Let’s calculate the probability that two or more bits will be flipped (hence, the received and corrected message will still be wrong) when \(\beta\), the probability that the noise will flip a bit be:

\(\beta=1/4\):

\[\begin{split} \begin{align*}P(err) &= \underbrace{{7\choose 2}\left(\frac{1}{4}\right)^2\left(\frac{3}{4}\right)^5}_{2:0.31146240} +\underbrace{{7\choose 3}\left(\frac{1}{4}\right)^3\left(\frac{3}{4}\right)^4}_{3:0.17303467}+\underbrace{\dots}_{\begin{matrix}4:\,0.05767822\\\,5:0.01153564\\6:\,0.00128174\end{matrix}}+\underbrace{{7\choose 7}\left(\frac{1}{4}\right)^7}_{7:\,0.00006104}\\ &=0.55505 \end{align*} \end{split}\]

import numpy as np
from scipy.special import comb

beta = 0.25
i_beta = 1 - beta

result = np.empty([6,2])
result[:,0] = range(2,8)
for k in range(2,8):
    result[k-2,1] = comb(7,k)*beta**k*i_beta**(7-k)
np.set_printoptions(precision=8,suppress=True)
print(result)
print("\nP(err): {:7.5f}".format(np.sum(result[:,1])))

[[2.         0.3114624 ]
 [3.         0.17303467]
 [4.         0.05767822]
 [5.         0.01153564]
 [6.         0.00128174]
 [7.         0.00006104]]

P(err): 0.55505

\(\beta=0.1\):

\[\begin{split} \begin{align*}P(err) &= \underbrace{{7\choose 2}\left(\frac{1}{10}\right)^2\left(\frac{9}{10}\right)^5}_{2:0.1240029} +\underbrace{{7\choose 3}\left(\frac{1}{10}\right)^3\left(\frac{9}{10}\right)^4}_{3:0.0229635}+\underbrace{\dots}_{\begin{matrix}4:\,0.0025515\\\,5:0.0001701\\6:\,0.0000063\end{matrix}}+\underbrace{{7\choose 7}\left(\frac{1}{10}\right)^7}_{7:\,0.0000001}\\ &=0.14969 \end{align*}\end{split}\]

import numpy as np
from scipy.special import comb

beta = 0.1
i_beta = 1-beta

result = np.empty([6,2])
result[:,0] = range(2,8)
for k in range(2,8):
    result[k-2,1] = comb(7,k)*beta**k*i_beta**(7-k)
np.set_printoptions(precision=8,suppress=True)
print(result)
print("\nP(err): {:7.5f}".format(np.sum(result[:,1])))

[[2.        0.1240029]
 [3.        0.0229635]
 [4.        0.0025515]
 [5.        0.0001701]
 [6.        0.0000063]
 [7.        0.0000001]]

P(err): 0.14969

Comparison of error-correction algorithms#

David MacKay - Information Theory, Inference, and Learning Algorithms

In the graph above, repetition algorithms (R#) are compared against Hamming(7,4) code and more widely used BCH (Bose–Chaudhuri–Hocquenghem) codes.

Shannon’s Noisy-Channel Coding Theorem / Shannon’s Limit (1948)#

Shannon proposed an upper limit for which he defined as the channel capacity which can not be overcome by any algorithm (even in the ideal limit).

Channel capacity \(C(\beta)\) is defined in terms of entropy \(H_2\):

\[C(\beta) = 1 - H_2(\beta) = 1 -\left[\beta\log_2{\frac{1}{\beta}}+(1-\beta)\log_2{\frac{1}{1-\beta}}\right]\]
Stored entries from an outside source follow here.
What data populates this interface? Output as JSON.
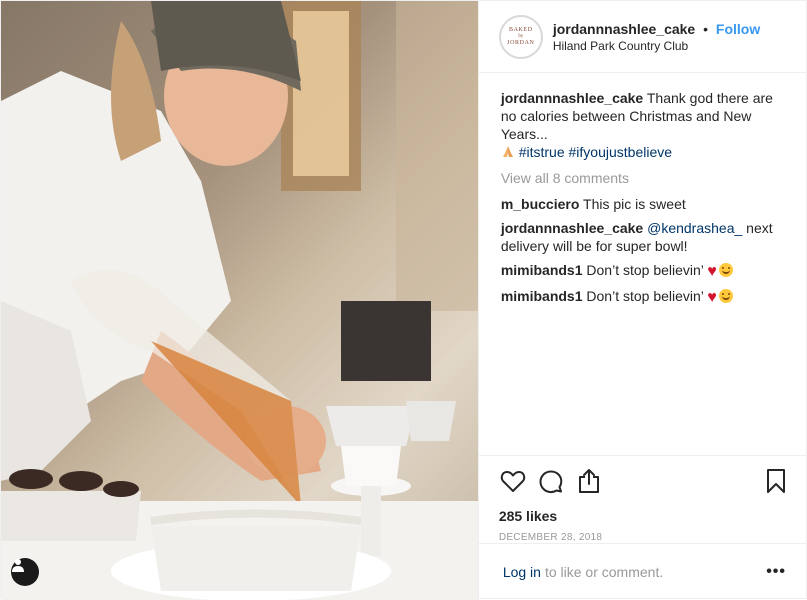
{
  "header": {
    "username": "jordannnashlee_cake",
    "separator": "•",
    "follow_label": "Follow",
    "location": "Hiland Park Country Club",
    "avatar_text": [
      "BAKED",
      "by",
      "JORDAN"
    ]
  },
  "caption": {
    "username": "jordannnashlee_cake",
    "text": "Thank god there are no calories between Christmas and New Years...",
    "emoji": "praying-hands",
    "hashtags": [
      "#itstrue",
      "#ifyoujustbelieve"
    ]
  },
  "view_all_comments": "View all 8 comments",
  "comments": [
    {
      "username": "m_bucciero",
      "text": "This pic is sweet"
    },
    {
      "username": "jordannnashlee_cake",
      "mention": "@kendrashea_",
      "text": "next delivery will be for super bowl!"
    },
    {
      "username": "mimibands1",
      "text": "Don’t stop believin’",
      "emojis": [
        "red-heart",
        "smiling-face"
      ]
    },
    {
      "username": "mimibands1",
      "text": "Don’t stop believin’",
      "emojis": [
        "red-heart",
        "smiling-face"
      ]
    }
  ],
  "actions": {
    "icons": [
      "heart-icon",
      "comment-icon",
      "share-icon",
      "bookmark-icon"
    ]
  },
  "likes": "285 likes",
  "date": "DECEMBER 28, 2018",
  "login_bar": {
    "login_label": "Log in",
    "rest_text": "to like or comment.",
    "more_label": "•••"
  },
  "colors": {
    "accent": "#3897f0",
    "link": "#003569",
    "muted": "#999999",
    "text": "#262626",
    "border": "#efefef"
  }
}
We can also use mutual information \(I\) to calculate \(C\):

\[C=\sup\limits_{P_R(x)} I(X;Y)\]

\[\begin{split} \begin{align} I(X;Y)&=H(X)-H(X|Y)\\ &=H(Y)-H(Y|X)\\ &=H(X)+H(Y)-H(X,Y)\\ &=H(X,Y)-H(X|Y)-H(Y|X) \end{align} \end{split}\]
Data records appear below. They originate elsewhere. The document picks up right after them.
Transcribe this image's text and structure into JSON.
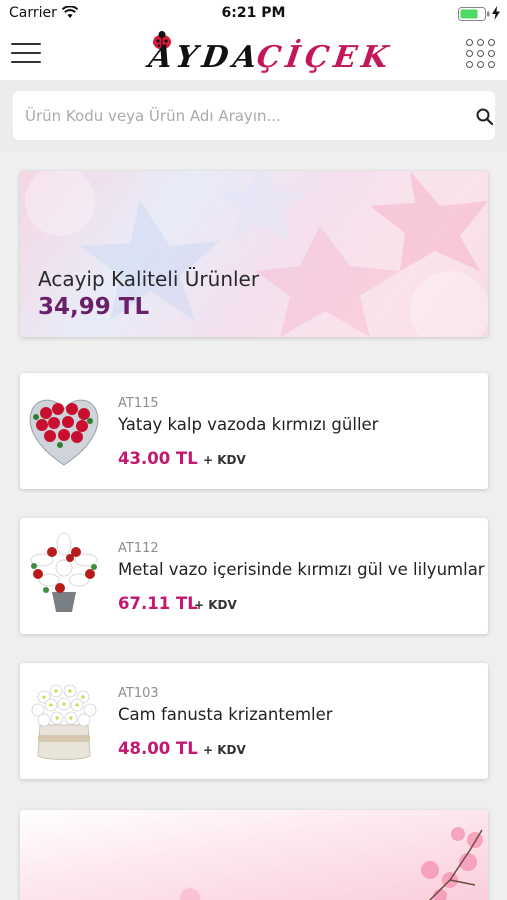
{
  "status_bar": {
    "carrier": "Carrier",
    "time": "6:21 PM"
  },
  "header": {
    "logo_part1": "AYDA",
    "logo_part2": "ÇİÇEK"
  },
  "search": {
    "placeholder": "Ürün Kodu veya Ürün Adı Arayın..."
  },
  "banners": [
    {
      "title": "Acayip Kaliteli Ürünler",
      "price": "34,99 TL"
    }
  ],
  "products": [
    {
      "code": "AT115",
      "name": "Yatay kalp vazoda kırmızı güller",
      "price": "43.00 TL",
      "tax": "+ KDV",
      "image": "red-roses-heart-vase"
    },
    {
      "code": "AT112",
      "name": "Metal vazo içerisinde kırmızı gül ve lilyumlar",
      "price": "67.11 TL",
      "tax": "+ KDV",
      "image": "red-roses-white-lilies"
    },
    {
      "code": "AT103",
      "name": "Cam fanusta krizantemler",
      "price": "48.00 TL",
      "tax": "+ KDV",
      "image": "white-chrysanthemums-glass"
    }
  ],
  "colors": {
    "accent": "#c2186e",
    "banner_price": "#6a1f6a",
    "background": "#efefef"
  }
}
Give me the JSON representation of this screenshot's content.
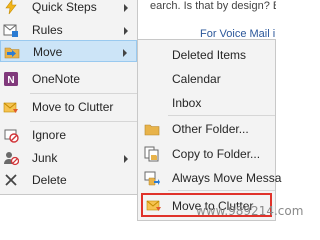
{
  "background": {
    "text": "earch. Is that by design? Be",
    "link": "For Voice Mail in Outlook"
  },
  "main_menu": {
    "items": [
      {
        "label": "Quick Steps",
        "icon": "quick-steps-icon",
        "submenu": true
      },
      {
        "label": "Rules",
        "icon": "rules-icon",
        "submenu": true
      },
      {
        "label": "Move",
        "icon": "move-folder-icon",
        "submenu": true,
        "highlighted": true
      },
      {
        "label": "OneNote",
        "icon": "onenote-icon",
        "submenu": false
      },
      {
        "label": "Move to Clutter",
        "icon": "clutter-icon",
        "submenu": false
      },
      {
        "label": "Ignore",
        "icon": "ignore-icon",
        "submenu": false
      },
      {
        "label": "Junk",
        "icon": "junk-icon",
        "submenu": true
      },
      {
        "label": "Delete",
        "icon": "delete-icon",
        "submenu": false
      }
    ]
  },
  "move_submenu": {
    "items": [
      {
        "label": "Deleted Items",
        "icon": ""
      },
      {
        "label": "Calendar",
        "icon": ""
      },
      {
        "label": "Inbox",
        "icon": ""
      },
      {
        "label": "Other Folder...",
        "icon": "folder-icon"
      },
      {
        "label": "Copy to Folder...",
        "icon": "copy-folder-icon"
      },
      {
        "label": "Always Move Messa",
        "icon": "always-move-icon"
      },
      {
        "label": "Move to Clutter",
        "icon": "clutter-icon",
        "highlighted_box": true
      }
    ]
  },
  "watermark": "www.989214.com",
  "colors": {
    "menu_bg": "#f3f3f3",
    "highlight_bg": "#cce4f7",
    "annotation_box": "#e0322a"
  }
}
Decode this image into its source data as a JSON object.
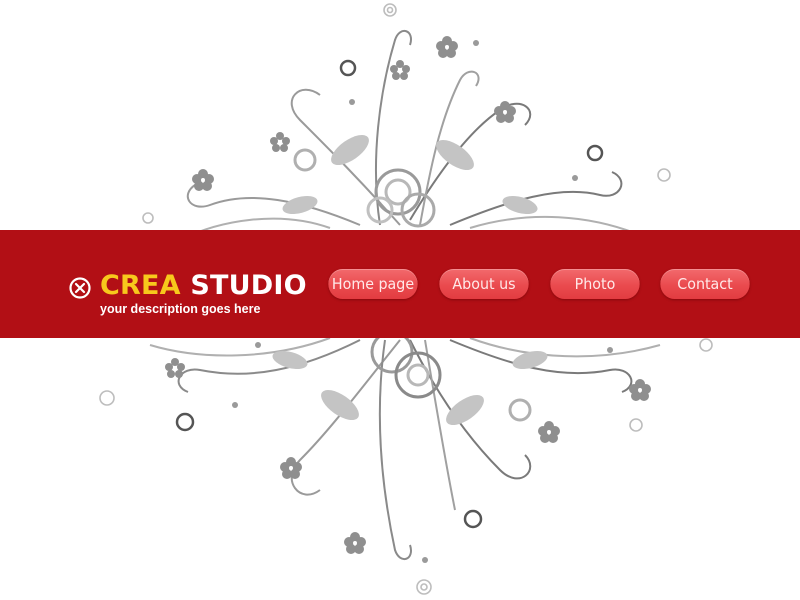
{
  "brand": {
    "name_part1": "CREA",
    "name_part2": "STUDIO",
    "tagline": "your description goes here",
    "logo_icon": "circled-x-icon"
  },
  "nav": {
    "items": [
      {
        "label": "Home page"
      },
      {
        "label": "About us"
      },
      {
        "label": "Photo"
      },
      {
        "label": "Contact"
      }
    ]
  },
  "colors": {
    "banner": "#b20f15",
    "brand_accent": "#f7c81c",
    "button": "#ea4a4e",
    "ornament": "#8a8a8a"
  }
}
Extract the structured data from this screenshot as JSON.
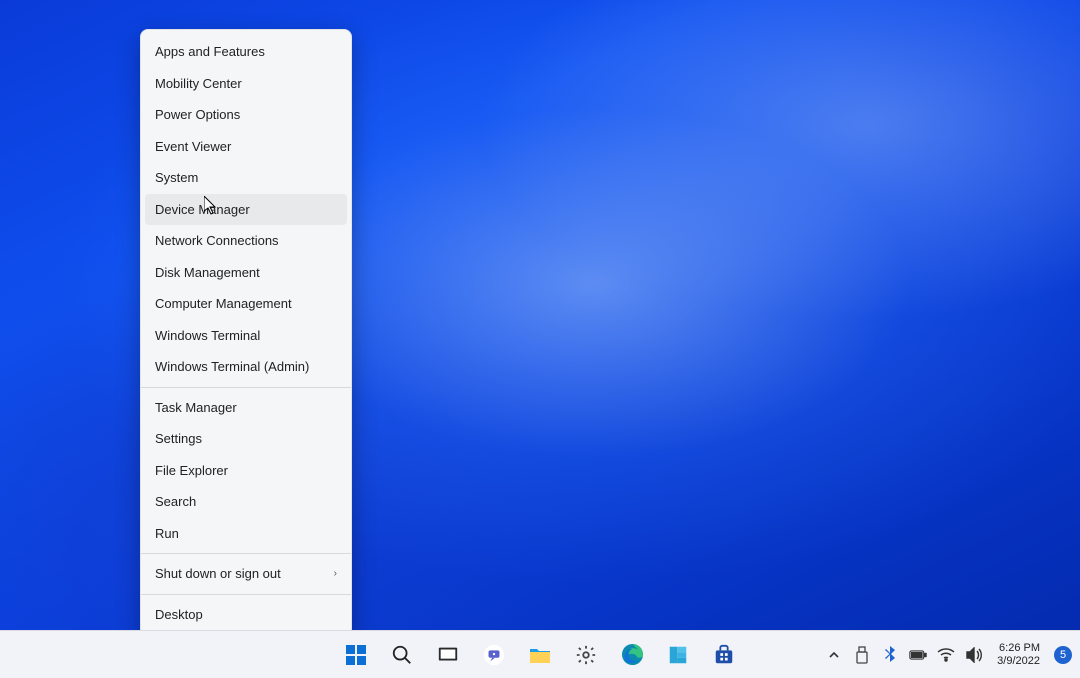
{
  "menu": {
    "groups": [
      [
        "Apps and Features",
        "Mobility Center",
        "Power Options",
        "Event Viewer",
        "System",
        "Device Manager",
        "Network Connections",
        "Disk Management",
        "Computer Management",
        "Windows Terminal",
        "Windows Terminal (Admin)"
      ],
      [
        "Task Manager",
        "Settings",
        "File Explorer",
        "Search",
        "Run"
      ],
      [
        "Shut down or sign out"
      ],
      [
        "Desktop"
      ]
    ],
    "hovered": "Device Manager",
    "submenu_indicator": "›"
  },
  "taskbar": {
    "icons": [
      "start",
      "search",
      "task-view",
      "chat",
      "file-explorer",
      "settings",
      "edge",
      "microsoft-teams",
      "microsoft-store"
    ]
  },
  "tray": {
    "icons": [
      "overflow",
      "usb",
      "bluetooth",
      "battery",
      "wifi",
      "volume"
    ],
    "time": "6:26 PM",
    "date": "3/9/2022",
    "badge": "5"
  }
}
and taking \(R(p_b)\) as the required repetition, for a given probability error, we have:

\[R(p_b) = \frac{C}{1-H_2(p_b)}\]

As an example, for \(\beta=0.1\), \(C\approx0.531\).
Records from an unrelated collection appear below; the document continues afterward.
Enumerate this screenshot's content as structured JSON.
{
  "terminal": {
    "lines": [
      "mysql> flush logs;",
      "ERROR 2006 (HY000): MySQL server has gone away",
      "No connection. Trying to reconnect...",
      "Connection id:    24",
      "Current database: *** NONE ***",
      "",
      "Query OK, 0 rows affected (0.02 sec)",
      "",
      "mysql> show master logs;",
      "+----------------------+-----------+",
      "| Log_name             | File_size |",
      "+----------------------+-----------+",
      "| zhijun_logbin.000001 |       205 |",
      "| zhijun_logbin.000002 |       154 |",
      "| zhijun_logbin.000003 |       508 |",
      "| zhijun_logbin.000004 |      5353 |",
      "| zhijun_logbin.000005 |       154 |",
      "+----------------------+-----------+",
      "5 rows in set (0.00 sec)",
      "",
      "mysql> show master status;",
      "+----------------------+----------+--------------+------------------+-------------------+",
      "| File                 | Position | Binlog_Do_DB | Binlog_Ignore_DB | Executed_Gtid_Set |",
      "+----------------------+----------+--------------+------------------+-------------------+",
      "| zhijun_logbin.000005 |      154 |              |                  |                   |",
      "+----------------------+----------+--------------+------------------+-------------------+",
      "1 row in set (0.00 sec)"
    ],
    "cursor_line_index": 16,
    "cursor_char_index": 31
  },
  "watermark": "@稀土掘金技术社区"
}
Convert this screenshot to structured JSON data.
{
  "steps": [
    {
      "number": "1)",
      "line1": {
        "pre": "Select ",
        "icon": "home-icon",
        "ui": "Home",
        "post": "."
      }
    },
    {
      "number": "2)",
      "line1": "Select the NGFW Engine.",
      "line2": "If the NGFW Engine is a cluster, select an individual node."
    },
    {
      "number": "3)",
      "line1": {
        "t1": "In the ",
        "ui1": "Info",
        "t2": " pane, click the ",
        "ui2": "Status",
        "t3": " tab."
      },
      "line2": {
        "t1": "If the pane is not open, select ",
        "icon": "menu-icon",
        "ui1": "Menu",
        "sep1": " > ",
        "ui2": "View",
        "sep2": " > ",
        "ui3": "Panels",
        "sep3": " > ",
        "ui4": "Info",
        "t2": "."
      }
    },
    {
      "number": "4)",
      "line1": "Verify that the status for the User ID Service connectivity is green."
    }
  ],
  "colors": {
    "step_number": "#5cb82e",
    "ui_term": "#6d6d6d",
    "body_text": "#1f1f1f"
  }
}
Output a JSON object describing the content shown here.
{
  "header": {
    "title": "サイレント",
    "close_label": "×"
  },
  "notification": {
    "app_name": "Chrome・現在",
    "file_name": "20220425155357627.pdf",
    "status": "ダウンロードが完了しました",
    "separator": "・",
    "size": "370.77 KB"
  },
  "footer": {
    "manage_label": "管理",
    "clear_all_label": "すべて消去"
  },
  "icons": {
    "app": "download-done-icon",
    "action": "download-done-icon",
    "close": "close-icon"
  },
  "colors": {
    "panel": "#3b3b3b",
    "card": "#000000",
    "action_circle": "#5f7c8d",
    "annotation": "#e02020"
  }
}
\[C(\beta) = 1-H_2(\beta)=1-[0.1\,\log_2{\frac{1}{0.1}}+(1-0.1)\log_2{\frac{1}{1-0.1}}]=0.531\]

import numpy as np
beta = 0.1
C = 1-(beta*np.log2(1/beta)+(1-beta)*np.log2(1/(1-beta)))
print(C)

0.5310044064107187

Combining it with our previous faulty hard disk example for the desired \(p(e)<10^{-15}\):
Since \(C=0.531\), \(R=\frac{1}{2}=0.5\,(<0.531)\). Therefore, in theory, two harddisks are sufficient for arbitrarily small error probability (\(\epsilon>0\)).